Легко найти путь, когда над головой протянута веревка; совсем другое дело, если веревка у тебя под ногами. Крюк, за который я зацепил первый карабин, был старый, с кольцом, а не стальная пластинка вроде тех, что сверкали внизу. Я решил не обращать на это внимания и двинулся дальше по расщелине, потому что подъем шел легко. Но выше расщелина стала сужаться, а вскоре и вовсе закончилась. Теперь над моей головой нависал черный сырой карниз, и, как преодолеть его, я не представлял себе.
– Куда мне идти? – крикнул я.
– Отсюда не видно, – крикнул в ответ генуэзец. – Крюки есть?
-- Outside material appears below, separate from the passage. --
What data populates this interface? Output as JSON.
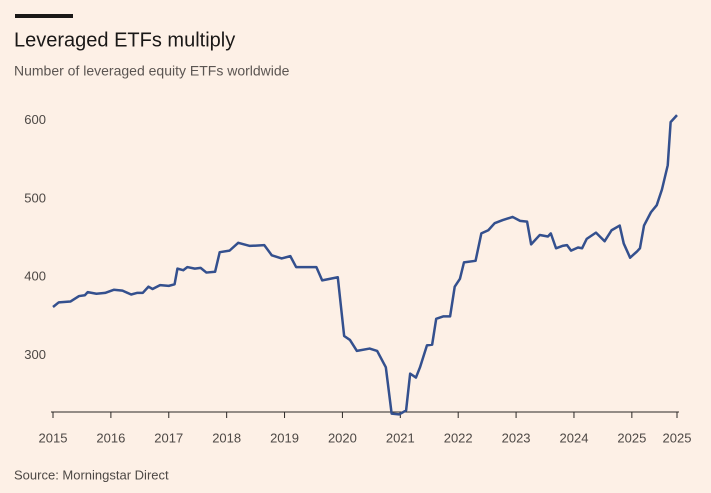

Нет, крюков не было. Я крепко уцепился за верхушку расщелины и посмотрел с обеих сторон в надежде увидеть крюки. Тут я понял, что пошел по ложному следу: над моей головой, наискосок, тянулся ряд металлических пластин – в нескольких метрах от меня. Так можно было обогнуть козырек и забраться на вершину.
– Не туда полез! – крикнул я.
– Правда? – крикнул он в ответ. – Что там? Сумеешь пройти?
– Нет, не за что уцепиться.
– Тогда возвращайся! – Я не видел их, но слышал, как они веселятся.
Спускаться по скале мне никогда прежде не доводилось. Я взглянул сверху и подумал, что не смогу пройти той же расщелиной. Я еще сильнее ухватился за скалу и в это мгновение понял, что старый ржавый крюк был от меня в четырех-пяти метрах. Одна нога затряслась: неконтролируемая дрожь начиналась у колена и спускалась до самой пятки. Стопа больше не слушалась. Ладони вспотели, казалось, скала вот-вот выскользнет из моих рук.
– Падаю, – крикнул я. – Держи!
И я полетел вниз. В том, чтобы пролететь десяток метров, нет ничего страшного, но нужно уметь падать: держаться подальше от стены, внизу смягчить удар ногами. Меня этому никто не учил, я полетел прямо вниз, пытаясь ухватиться за скалу и сдирая кожу. Потом я почувствовал резкую боль в паху. Но это было хорошо: кто-то заблокировал веревку. Ребята больше не смеялись.
Вскоре мы поднялись на скалу, казалось удивительным вновь оказаться на лугу. В шаге от пропасти, на выгоне была натянута проволока, паслись коровы, стояли полуразрушенные дома, лаяла собака. Мы уселись на землю. Я был напуган, весь в крови, тело болело, наверное, приятели чувствовали себя виноватыми, потому что один из них спросил:
– С тобой точно все нормально?
– Ага.
– Курить хочешь?
– Спасибо.
Я решил, что в последний раз покурю вместе с ними. Я лежал на лугу, смотрел в небо и курил. Они говорили мне что-то еще, но я больше не слушал.
Как и каждое лето, к концу месяца погода переменилась. Полил дождь, похолодало, сами горы нагоняли на меня желание спуститься в долину и наслаждаться сентябрьским теплом. Отец уехал. Мама начала топить печку: когда прояснялось, я ходил в лес за хворостом, сухие лапы лиственниц ломались с треском. В Гране было хорошо, но на этот раз и мне не терпелось вернуться в город. Я чувствовал, что мне многое предстоит открыть, со многими встретиться, что ближайшее будущее сулит важные перемены. Я проживал эти дни, зная, что во многих отношениях они были последними – воспоминания о прошлой жизни в горах. Я был доволен: мы с мамой снова одни, в печке потрескивало пламя, утром было зябко, я часами читал или бродил по лесу. В Гране не было валунов, на которые я мог бы залезать, но я обнаружил, что можно тренироваться на стенах зданий. Я методично поднимался и спускался по углам домов, избегая легких путей и стараясь цепляться кончиками пальцев за самые тонкие щели. Потом я огибал дом туда и обратно. Думаю, я вскарабкался по всем заброшенным домам в деревне.